When an aneurysm ruptures, the prognosis is often unfavorable: about 30% of patients die. To provide emergency care, surgery and further rehabilitation, patients are hospitalized. They are provided with strict bed rest, blood pressure levels are monitored, and medications are prescribed:

  • Sedatives – “Valocordin”, “Bellaspon”, “Persen”,
  • Anti-pain medications – “Ketonal”, “Ibuklin”, “Brustan”,
  • Drugs that improve cerebral circulation - Vinpocetine, Cavinton, Cerebrolysin,
  • Vasodilators - “Papaverine”, “Pentoxifylline”, “Cinnarizine”,
  • Medicines that improve the rheological properties of blood - “Nicotinic acid”, “Complamin”, “Trental”,
  • Antiplatelet agents – “Aspirin”, “Curantil”, “Cardiomagnyl”,
  • Antihypoxants - Actovegin, vitamins - Neuromultivit.

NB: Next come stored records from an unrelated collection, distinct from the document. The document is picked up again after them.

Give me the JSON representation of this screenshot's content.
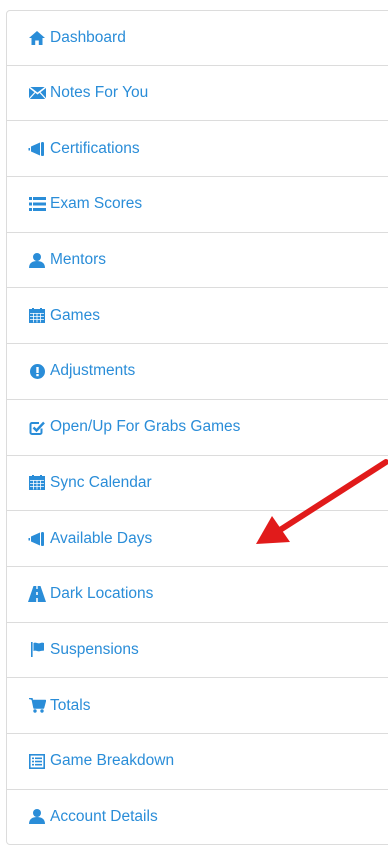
{
  "accent_color": "#2a8dd8",
  "annotation_arrow_color": "#e11b1b",
  "nav": {
    "items": [
      {
        "label": "Dashboard",
        "icon": "home-icon"
      },
      {
        "label": "Notes For You",
        "icon": "envelope-icon"
      },
      {
        "label": "Certifications",
        "icon": "bullhorn-icon"
      },
      {
        "label": "Exam Scores",
        "icon": "list-icon"
      },
      {
        "label": "Mentors",
        "icon": "user-icon"
      },
      {
        "label": "Games",
        "icon": "calendar-icon"
      },
      {
        "label": "Adjustments",
        "icon": "exclamation-circle-icon"
      },
      {
        "label": "Open/Up For Grabs Games",
        "icon": "check-square-icon"
      },
      {
        "label": "Sync Calendar",
        "icon": "calendar-icon"
      },
      {
        "label": "Available Days",
        "icon": "bullhorn-icon"
      },
      {
        "label": "Dark Locations",
        "icon": "road-icon"
      },
      {
        "label": "Suspensions",
        "icon": "flag-icon"
      },
      {
        "label": "Totals",
        "icon": "shopping-cart-icon"
      },
      {
        "label": "Game Breakdown",
        "icon": "list-alt-icon"
      },
      {
        "label": "Account Details",
        "icon": "user-icon"
      }
    ]
  }
}
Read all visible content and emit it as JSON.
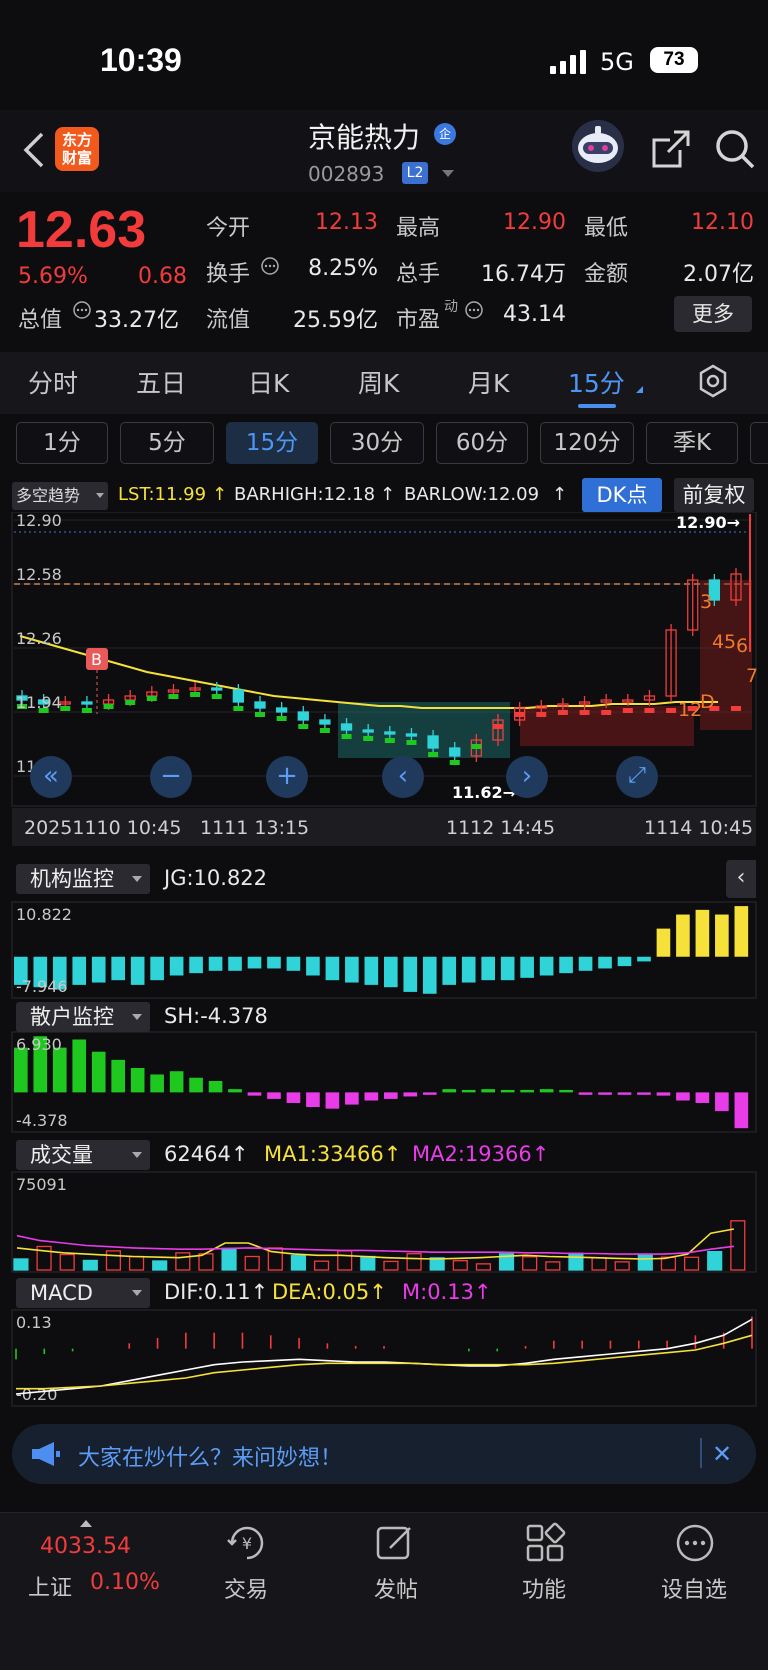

Conservative treatment is aimed at stabilizing the process and strengthening the walls of blood vessels.

Treatment with folk remedies should be carried out only after consultation with a specialist. Tincture of dill and hawthorn, decoction of rose hips and chokeberry increase vascular tone. Propolis tincture is an effective tonic.

Complications and adverse consequences of the pathology are:

  1. Aneurysmal rupture,
  2. Internal bleeding
  3. Hemorrhagic shock
  4. Thrombosis,
  5. Brain abscess.

If you deal with this problem in a timely manner, you can prevent a disaster.